Hit-making producer Rick Rock borrows from the best—Larry Smith's stabs, Kraftwerk's breath control, RZA's stuttering strings, Timbaland-brand guitar throbs and hollow-point kicks, vintage A-Dog bassbombs. Then he drops something like "Go Dumb," which doesn't just lean back or get tipsy, but destroys three decades of progress in four minutes of frenzy.
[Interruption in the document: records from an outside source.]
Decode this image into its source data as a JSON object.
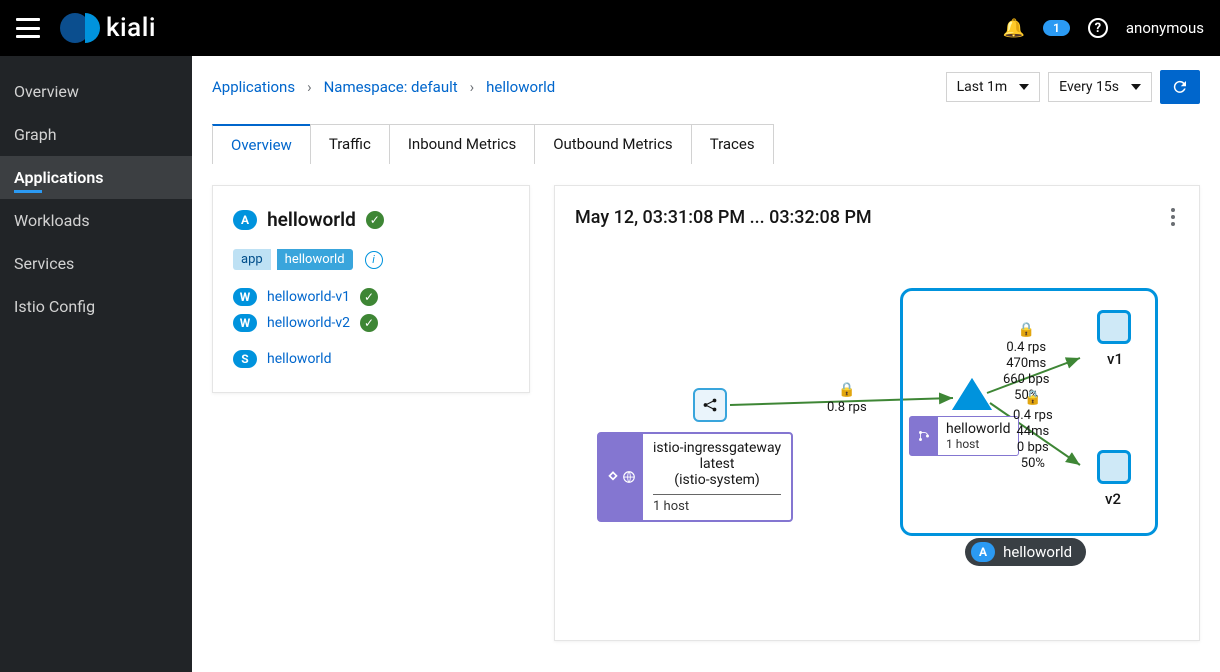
{
  "brand": "kiali",
  "notification_count": "1",
  "user": "anonymous",
  "sidebar": {
    "items": [
      {
        "label": "Overview"
      },
      {
        "label": "Graph"
      },
      {
        "label": "Applications"
      },
      {
        "label": "Workloads"
      },
      {
        "label": "Services"
      },
      {
        "label": "Istio Config"
      }
    ],
    "active_index": 2
  },
  "breadcrumb": {
    "root": "Applications",
    "namespace": "Namespace: default",
    "leaf": "helloworld"
  },
  "toolbar": {
    "duration": "Last 1m",
    "refresh_interval": "Every 15s"
  },
  "tabs": [
    "Overview",
    "Traffic",
    "Inbound Metrics",
    "Outbound Metrics",
    "Traces"
  ],
  "active_tab": 0,
  "details": {
    "app_badge": "A",
    "app_name": "helloworld",
    "label_key": "app",
    "label_value": "helloworld",
    "workloads": [
      {
        "badge": "W",
        "name": "helloworld-v1",
        "healthy": true
      },
      {
        "badge": "W",
        "name": "helloworld-v2",
        "healthy": true
      }
    ],
    "services": [
      {
        "badge": "S",
        "name": "helloworld"
      }
    ]
  },
  "graph": {
    "time_range": "May 12, 03:31:08 PM ... 03:32:08 PM",
    "gateway": {
      "title": "istio-ingressgateway",
      "version": "latest",
      "namespace": "(istio-system)",
      "hosts": "1 host"
    },
    "service": {
      "name": "helloworld",
      "hosts": "1 host"
    },
    "box_label": "helloworld",
    "v1": "v1",
    "v2": "v2",
    "edge_main": "0.8 rps",
    "edge_v1": {
      "rps": "0.4 rps",
      "latency": "470ms",
      "bps": "660 bps",
      "pct": "50%"
    },
    "edge_v2": {
      "rps": "0.4 rps",
      "latency": "44ms",
      "bps": "0 bps",
      "pct": "50%"
    }
  }
}
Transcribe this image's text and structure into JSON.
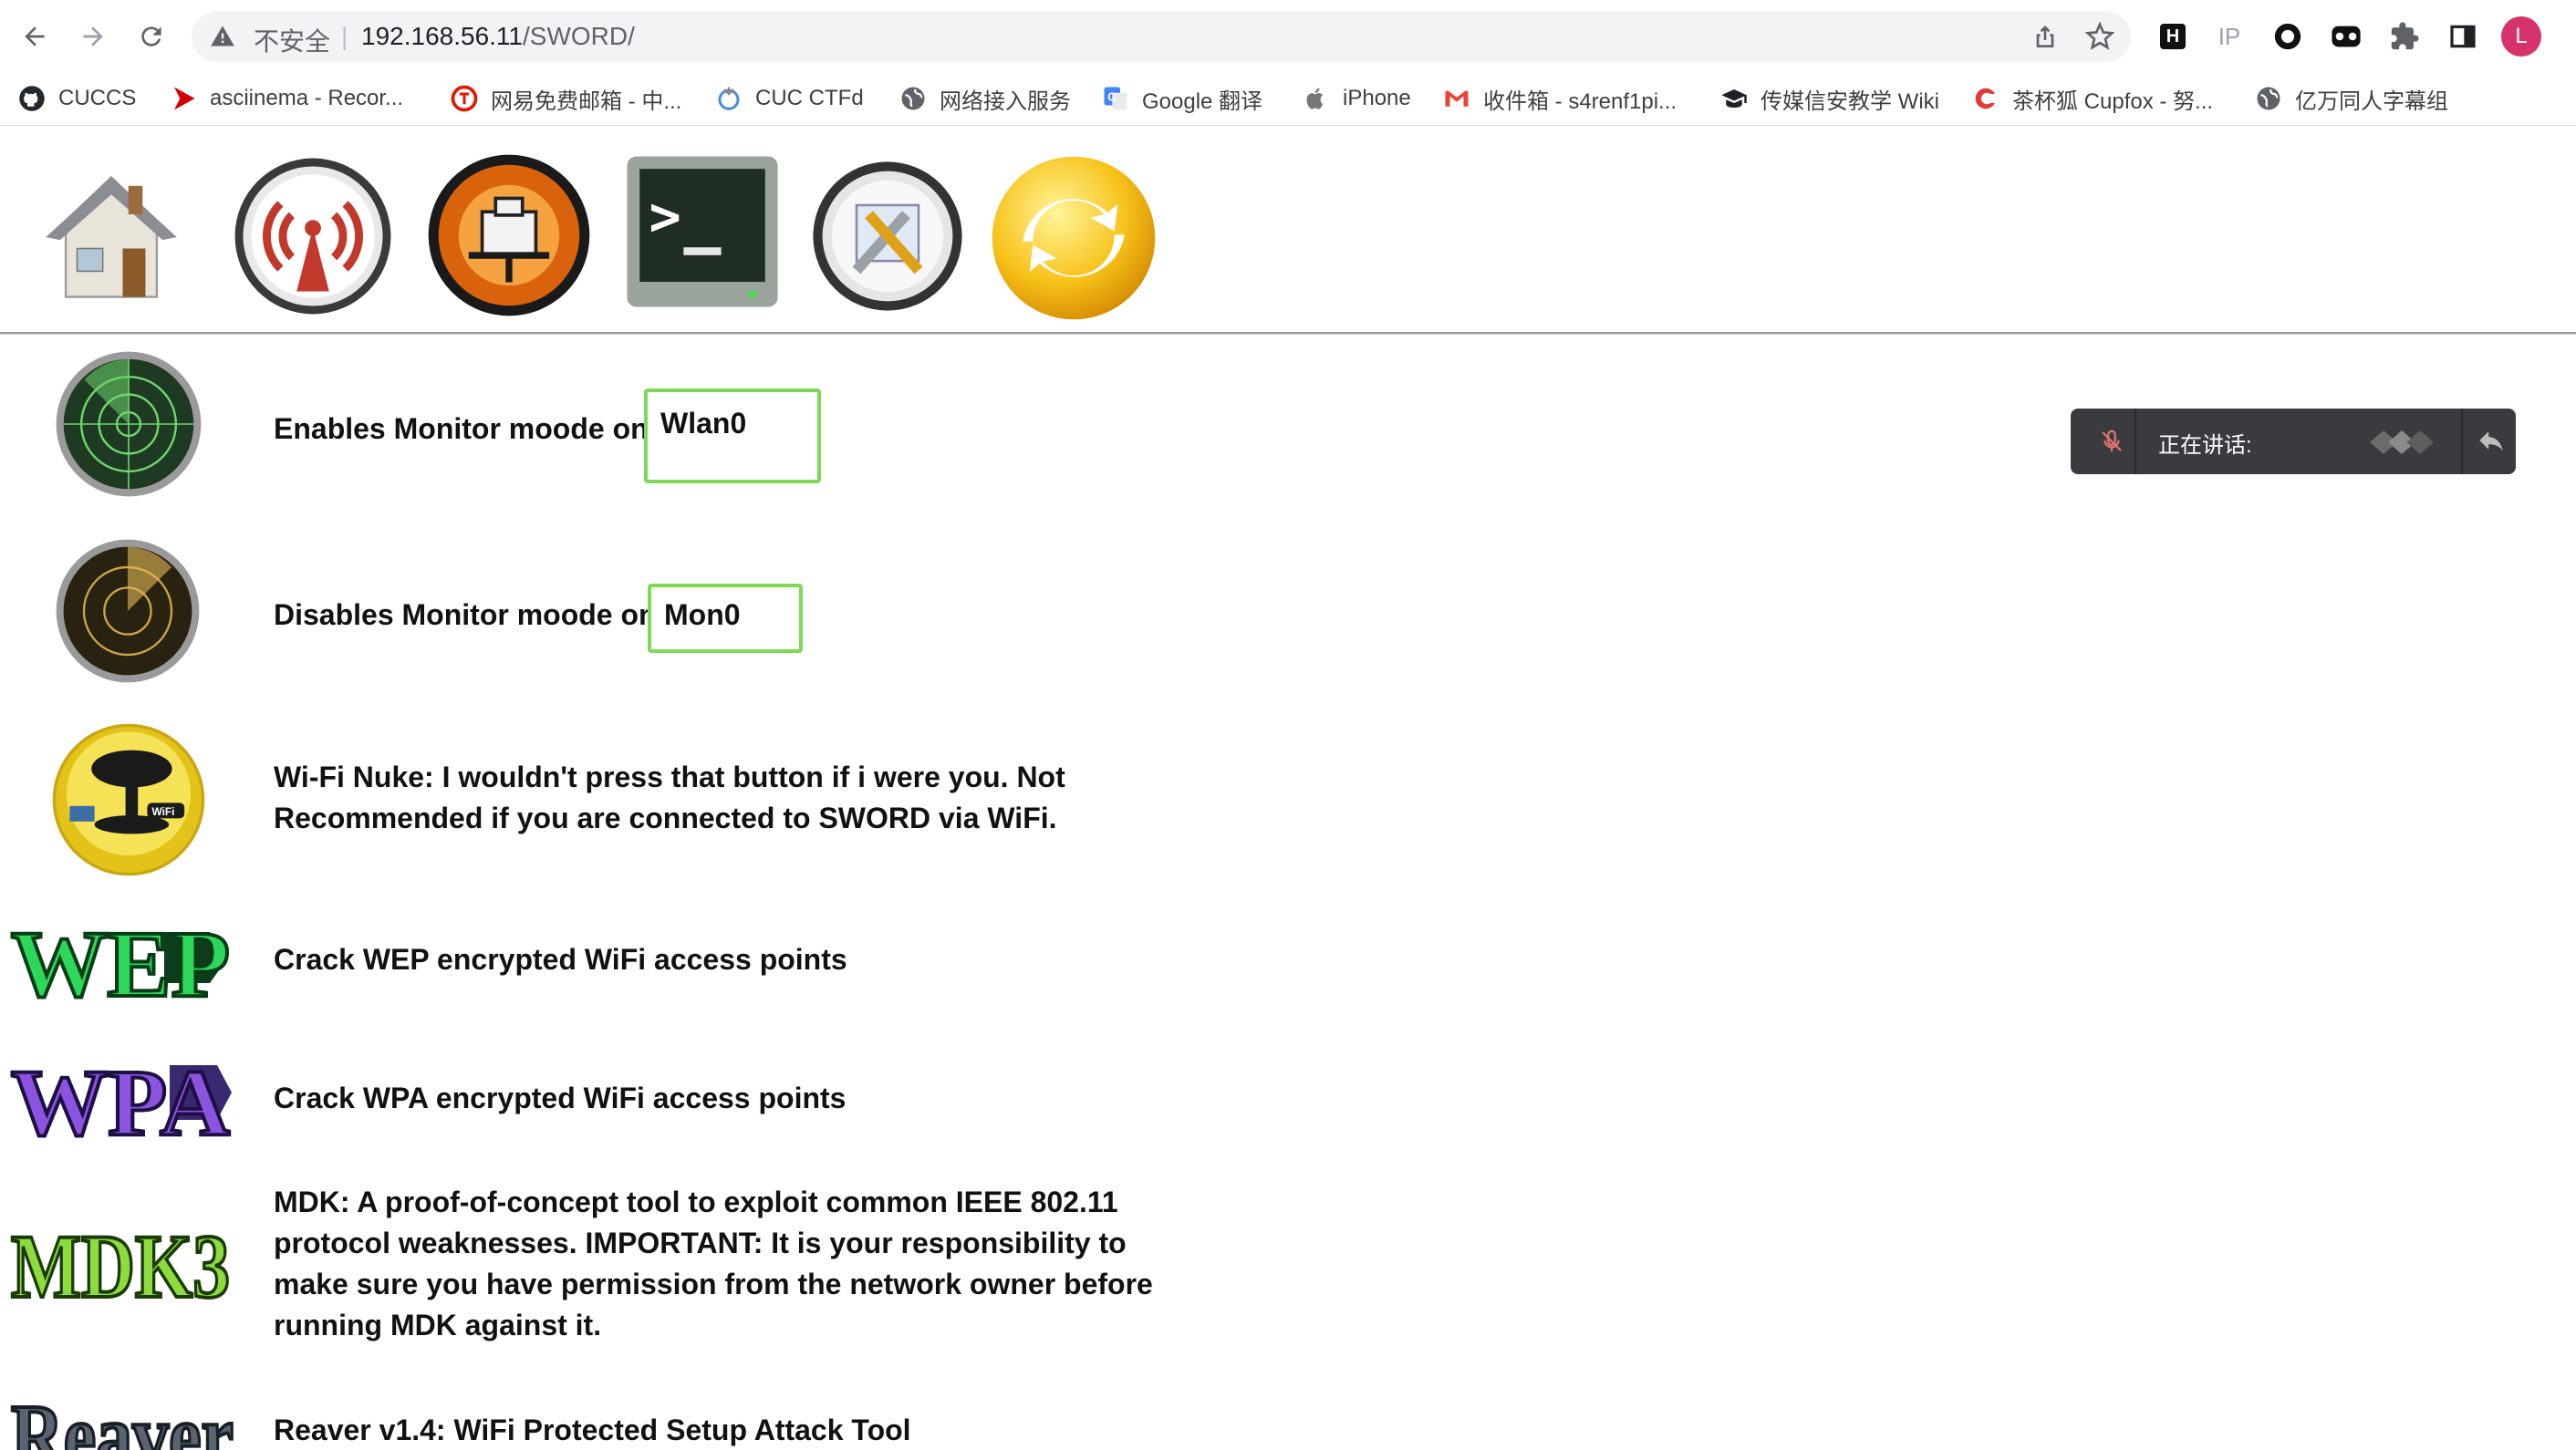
{
  "browser": {
    "security_label": "不安全",
    "separator": "|",
    "url_host": "192.168.56.11",
    "url_path": "/SWORD/",
    "profile_initial": "L",
    "extensions": [
      "H",
      "IP"
    ]
  },
  "bookmarks": [
    {
      "label": "CUCCS",
      "icon": "github-icon"
    },
    {
      "label": "asciinema - Recor...",
      "icon": "asciinema-icon"
    },
    {
      "label": "网易免费邮箱 - 中...",
      "icon": "netease-icon"
    },
    {
      "label": "CUC CTFd",
      "icon": "ctfd-icon"
    },
    {
      "label": "网络接入服务",
      "icon": "globe-icon"
    },
    {
      "label": "Google 翻译",
      "icon": "google-translate-icon"
    },
    {
      "label": "iPhone",
      "icon": "apple-icon"
    },
    {
      "label": "收件箱 - s4renf1pi...",
      "icon": "gmail-icon"
    },
    {
      "label": "传媒信安教学 Wiki",
      "icon": "graduation-cap-icon"
    },
    {
      "label": "茶杯狐 Cupfox - 努...",
      "icon": "cupfox-icon"
    },
    {
      "label": "亿万同人字幕组",
      "icon": "globe-icon"
    }
  ],
  "top_icons": [
    "home-icon",
    "wifi-tower-icon",
    "ethernet-icon",
    "terminal-icon",
    "tools-icon",
    "refresh-icon"
  ],
  "rows": {
    "monitor_on": {
      "text": "Enables Monitor moode on",
      "iface": "Wlan0"
    },
    "monitor_off": {
      "text": "Disables Monitor moode on",
      "iface": "Mon0"
    },
    "nuke": {
      "text": "Wi-Fi Nuke: I wouldn't press that button if i were you. Not Recommended if you are connected to SWORD via WiFi.",
      "badge": "WiFi"
    },
    "wep": {
      "text": "Crack WEP encrypted WiFi access points",
      "logo": "WEP"
    },
    "wpa": {
      "text": "Crack WPA encrypted WiFi access points",
      "logo": "WPA"
    },
    "mdk": {
      "text": "MDK: A proof-of-concept tool to exploit common IEEE 802.11 protocol weaknesses. IMPORTANT: It is your responsibility to make sure you have permission from the network owner before running MDK against it.",
      "logo": "MDK3"
    },
    "reaver": {
      "text": "Reaver v1.4: WiFi Protected Setup Attack Tool",
      "logo": "Reaver"
    }
  },
  "speaking_bubble": {
    "label": "正在讲话:"
  }
}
The cartoon sirens, Pacman-chomping chants, and collar-popping singsong of "Hyphy"—last winter's dance craze for the white-T-and-Nike troops—sound as if Drexciya, Tha Click, and Willie Wonka's Oompa-Loompa Army had their blood centrifuged in a single test tube. "Go to Work" is half '80s throwback—nice-and-wild Miami freestyle bell-ringing, metal-on-metal drumming, and Pumpkin-busting old-school synths—and half post-gangsta futurism. "Shake your perm, you's a rockstar"? The next shit has to be Dave Chappelle-disorienting.

Beyond an overfamiliar millennial B-boy stance—"I remember Tupac used to sing to me," Mr. Stres raps, "he had me feeling like strapped was the thing to be"—the Feds aren't sure who they are yet. They try out lines from underachievers like the Clipse and J-Kwon, overachievers like Kanye and Lil Jon. They start "Ghetto Love Song" like an answer to Jill Scott's "The Fact Is (I Need You)" before giving up relationship jokes involving Maury Povich, and follow with "In Love With a Hoodrat," an ode to crack fiends, and "Donkey," a bray to ass. On "Mayhem," they compare themselves to Metallica and Guns N' Roses, at a hysterical pitch: "If I was a white guy I would be a rocker, but I am a black guy so I am a rapper." In the hip-hop nation's flyover country—that colorless area nobody seems to understand—that one-liner approaches solid truth.